OK, I'll bite. Why does early retirement decrease life expectancy and why do vegetarians miss fewer flights?

These are two more colorful examples of the multitudes of predictive discoveries awaiting within data. University of Zurich discovered that, for a certain working category of males in Austria, each additional year of early retirement decreases life expectancy by 1.8 months. They conjecture that this could be due to unhealthy habits such as smoking and drinking following retirement. One airline discovered that customers who preorder a vegetarian meal are more likely to make their flight, with the interpretation that knowledge of a personalized or specific meal awaiting the customer provides an incentive, or establishes a sense of commitment. Predictive analytics seeks out such predictive connections and then works to see how they may combine together for more precise prediction.

How does predictive analytics work?

By leveraging all the data they collect today, organizations attain a position of power: They learn from the data how to predict human behavior. For example, a company with hundreds of thousands of customer records, some of which show cancellations, can learn from the experience encoded in this data -- a kind of pattern-detection -- to discover which combinations of factors about a customer makes the individual much more likely than average to cancel. These factors aren't always obvious or entirely intuitive; they are signals that reveal odds.

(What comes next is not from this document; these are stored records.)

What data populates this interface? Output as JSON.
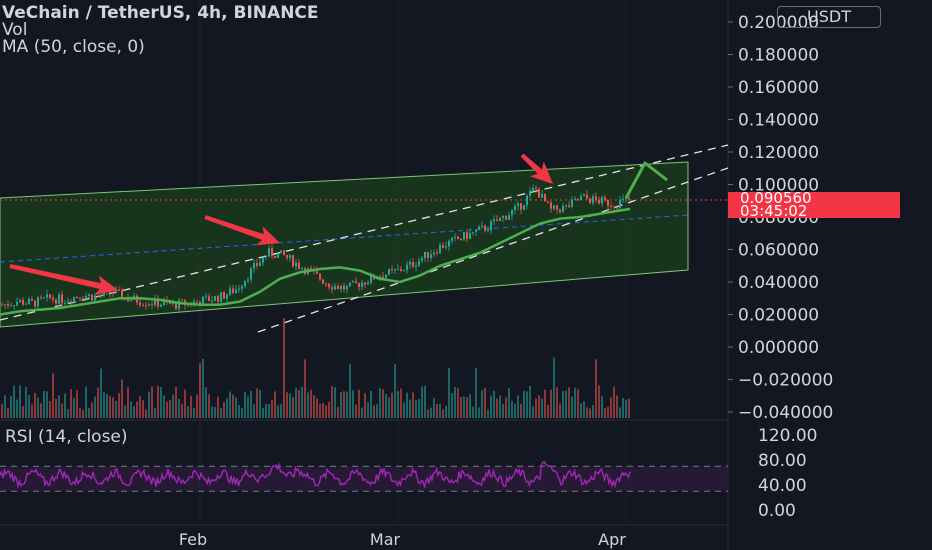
{
  "header": {
    "title": "VeChain / TetherUS, 4h, BINANCE",
    "vol_label": "Vol",
    "ma_label": "MA (50, close, 0)",
    "rsi_label": "RSI (14, close)"
  },
  "currency_button": "USDT",
  "last_price": {
    "value": "0.090560",
    "countdown": "03:45:02"
  },
  "colors": {
    "background": "#131722",
    "candle_up": "#26a69a",
    "candle_down": "#ef5350",
    "ma_line": "#4caf50",
    "channel_fill": "#1f4d1a",
    "channel_border": "#7bc96f",
    "midline": "#2962ff",
    "rsi_line": "#9c27b0",
    "rsi_band": "#2a1a3a",
    "arrow": "#f23645",
    "projection": "#4caf50",
    "price_tag": "#f23645"
  },
  "chart_data": {
    "type": "line",
    "title": "VeChain / TetherUS, 4h, BINANCE",
    "x_ticks": [
      "Feb",
      "Mar",
      "Apr"
    ],
    "price_axis": {
      "ticks": [
        "0.200000",
        "0.180000",
        "0.160000",
        "0.140000",
        "0.120000",
        "0.100000",
        "0.080000",
        "0.060000",
        "0.040000",
        "0.020000",
        "0.000000",
        "−0.020000",
        "−0.040000"
      ],
      "ylim": [
        -0.04,
        0.2
      ]
    },
    "rsi_axis": {
      "ticks": [
        "120.00",
        "80.00",
        "40.00",
        "0.00"
      ],
      "band": [
        30,
        70
      ]
    },
    "series": [
      {
        "name": "MA (50, close, 0)",
        "x": [
          0,
          20,
          40,
          60,
          80,
          100,
          120,
          140,
          160,
          180,
          200,
          220,
          240,
          260,
          280,
          300,
          320,
          340,
          360,
          380,
          400,
          420,
          440,
          460,
          480,
          500,
          520,
          540,
          560,
          580,
          600,
          620,
          630
        ],
        "values": [
          0.02,
          0.022,
          0.023,
          0.024,
          0.026,
          0.028,
          0.03,
          0.03,
          0.029,
          0.027,
          0.026,
          0.026,
          0.028,
          0.034,
          0.042,
          0.046,
          0.048,
          0.049,
          0.047,
          0.042,
          0.04,
          0.044,
          0.05,
          0.054,
          0.058,
          0.064,
          0.07,
          0.076,
          0.079,
          0.08,
          0.082,
          0.084,
          0.085
        ]
      }
    ],
    "price_close": [
      0.026,
      0.028,
      0.027,
      0.03,
      0.029,
      0.032,
      0.031,
      0.034,
      0.03,
      0.028,
      0.027,
      0.026,
      0.027,
      0.029,
      0.031,
      0.036,
      0.048,
      0.058,
      0.056,
      0.05,
      0.044,
      0.038,
      0.036,
      0.04,
      0.044,
      0.046,
      0.05,
      0.056,
      0.062,
      0.066,
      0.07,
      0.074,
      0.08,
      0.086,
      0.098,
      0.084,
      0.086,
      0.092,
      0.09,
      0.088,
      0.0905
    ]
  }
}
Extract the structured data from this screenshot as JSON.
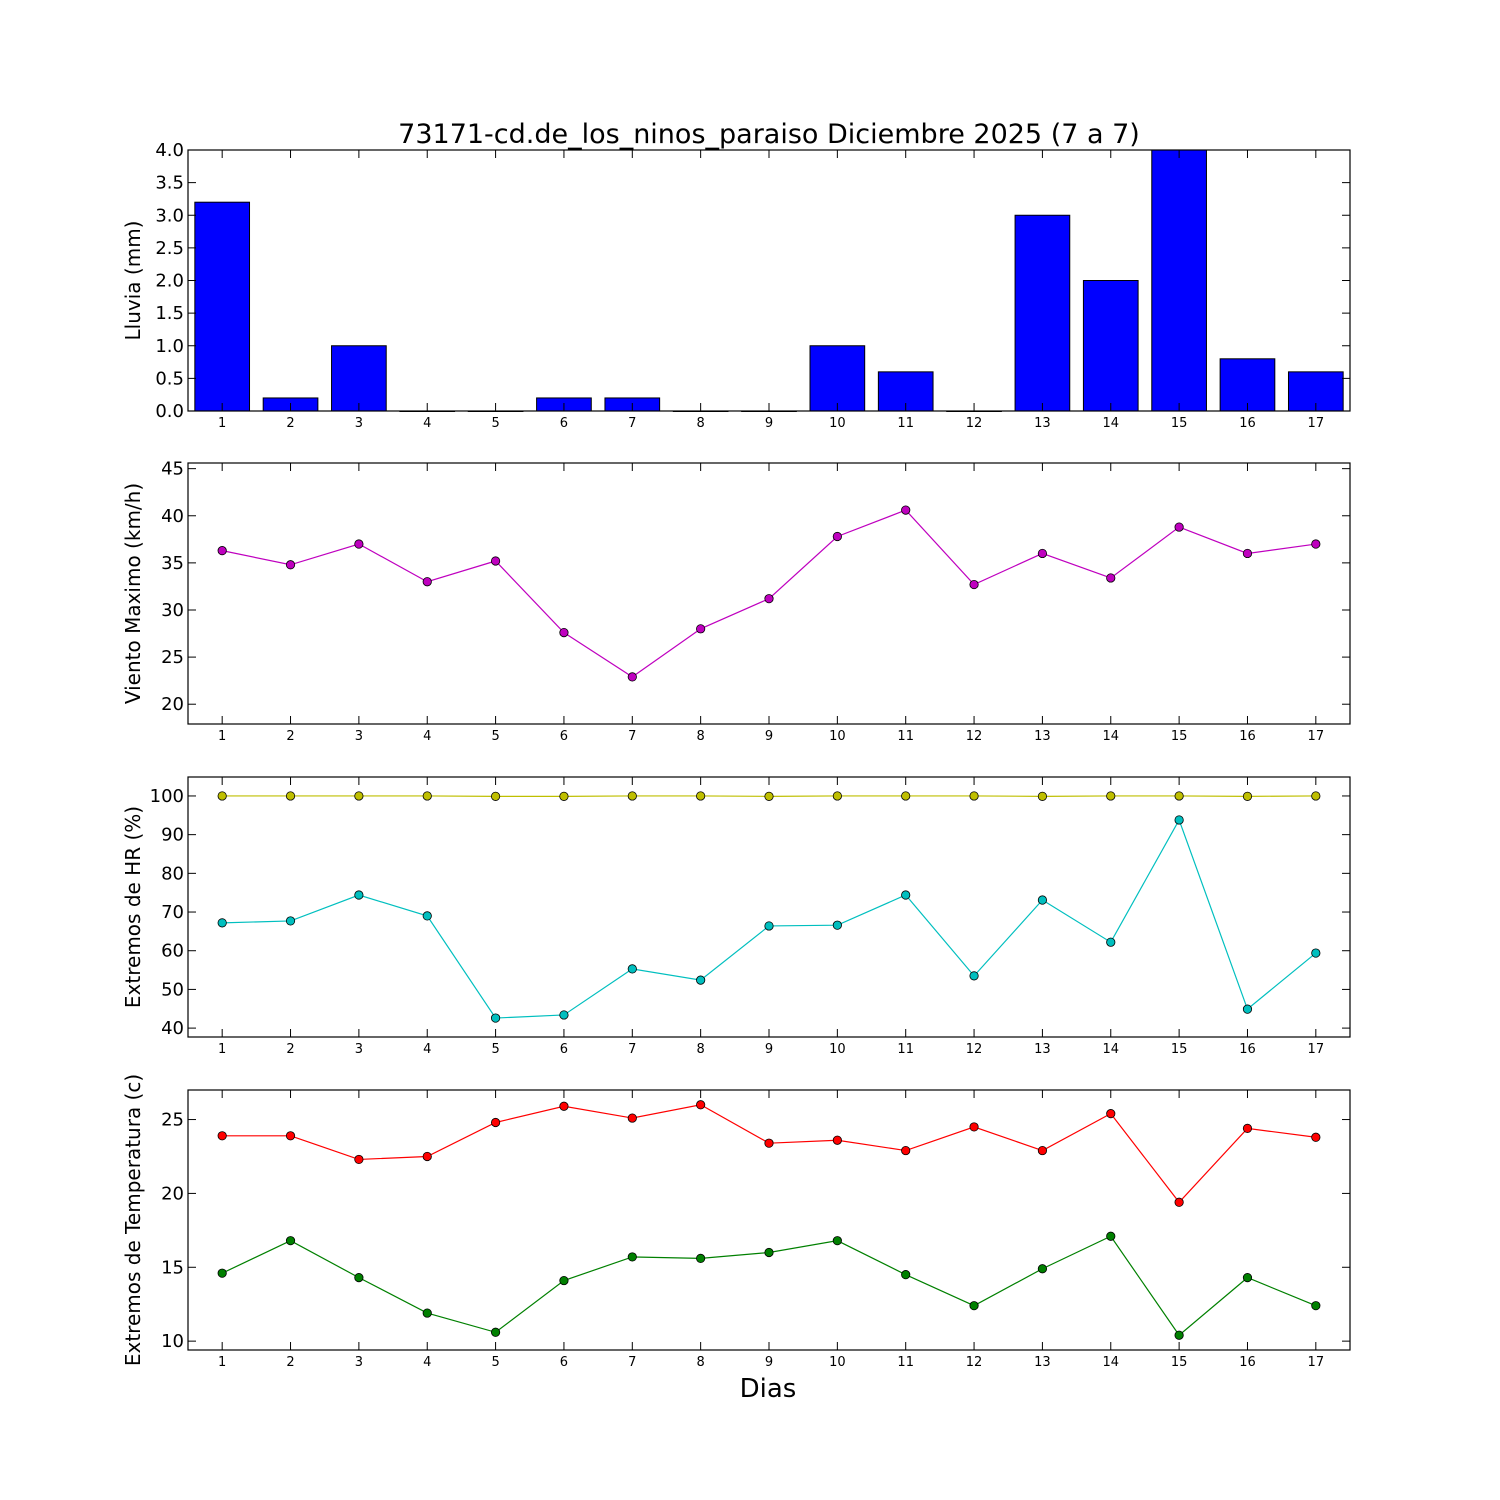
{
  "chart_data": {
    "title": "73171-cd.de_los_ninos_paraiso Diciembre 2025  (7 a 7)",
    "xlabel": "Dias",
    "x": [
      1,
      2,
      3,
      4,
      5,
      6,
      7,
      8,
      9,
      10,
      11,
      12,
      13,
      14,
      15,
      16,
      17
    ],
    "xlim": [
      0.5,
      17.5
    ],
    "panels": [
      {
        "type": "bar",
        "ylabel": "Lluvia (mm)",
        "ylim": [
          0,
          4.0
        ],
        "yticks": [
          0.0,
          0.5,
          1.0,
          1.5,
          2.0,
          2.5,
          3.0,
          3.5,
          4.0
        ],
        "ytick_labels": [
          "0.0",
          "0.5",
          "1.0",
          "1.5",
          "2.0",
          "2.5",
          "3.0",
          "3.5",
          "4.0"
        ],
        "series": [
          {
            "name": "Lluvia",
            "color": "#0000ff",
            "values": [
              3.2,
              0.2,
              1.0,
              0,
              0,
              0.2,
              0.2,
              0,
              0,
              1.0,
              0.6,
              0,
              3.0,
              2.0,
              4.0,
              0.8,
              0.6
            ]
          }
        ]
      },
      {
        "type": "line",
        "ylabel": "Viento Maximo (km/h)",
        "ylim": [
          17.9,
          45.6
        ],
        "yticks": [
          20,
          25,
          30,
          35,
          40,
          45
        ],
        "ytick_labels": [
          "20",
          "25",
          "30",
          "35",
          "40",
          "45"
        ],
        "series": [
          {
            "name": "Viento",
            "color": "#bf00bf",
            "values": [
              36.3,
              34.8,
              37.0,
              33.0,
              35.2,
              27.6,
              22.9,
              28.0,
              31.2,
              37.8,
              40.6,
              32.7,
              36.0,
              33.4,
              38.8,
              36.0,
              37.0
            ]
          }
        ]
      },
      {
        "type": "line",
        "ylabel": "Extremos de HR (%)",
        "ylim": [
          37.7,
          104.9
        ],
        "yticks": [
          40,
          50,
          60,
          70,
          80,
          90,
          100
        ],
        "ytick_labels": [
          "40",
          "50",
          "60",
          "70",
          "80",
          "90",
          "100"
        ],
        "series": [
          {
            "name": "HR max",
            "color": "#bfbf00",
            "values": [
              100,
              100,
              100,
              100,
              99.9,
              99.9,
              100,
              100,
              99.9,
              100,
              100,
              100,
              99.9,
              100,
              100,
              99.9,
              100
            ]
          },
          {
            "name": "HR min",
            "color": "#00bfbf",
            "values": [
              67.2,
              67.7,
              74.4,
              69.0,
              42.6,
              43.4,
              55.3,
              52.4,
              66.4,
              66.6,
              74.4,
              53.5,
              73.1,
              62.2,
              93.8,
              44.9,
              59.4
            ]
          }
        ]
      },
      {
        "type": "line",
        "ylabel": "Extremos de Temperatura (c)",
        "ylim": [
          9.4,
          27.0
        ],
        "yticks": [
          10,
          15,
          20,
          25
        ],
        "ytick_labels": [
          "10",
          "15",
          "20",
          "25"
        ],
        "series": [
          {
            "name": "Temp max",
            "color": "#ff0000",
            "values": [
              23.9,
              23.9,
              22.3,
              22.5,
              24.8,
              25.9,
              25.1,
              26.0,
              23.4,
              23.6,
              22.9,
              24.5,
              22.9,
              25.4,
              19.4,
              24.4,
              23.8
            ]
          },
          {
            "name": "Temp min",
            "color": "#008000",
            "values": [
              14.6,
              16.8,
              14.3,
              11.9,
              10.6,
              14.1,
              15.7,
              15.6,
              16.0,
              16.8,
              14.5,
              12.4,
              14.9,
              17.1,
              10.4,
              14.3,
              12.4
            ]
          }
        ]
      }
    ]
  }
}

Does predictive analytics exacerbate privacy concerns and issues?

With the advent of predictive analytics, organizations gain power by predicting potent yet -- in some cases -- sensitive insights about individuals. The fact is, predictive technology reveals a future often considered private. These predictions are derived from existing data, almost as if creating new information out of thin air. Examples include Hewlett-Packard inferring an employee's intent to resign, retailer Target deducing a customer's pregnancy, and law enforcement in Oregon and Pennsylvania foretelling a convict's future repeat offense.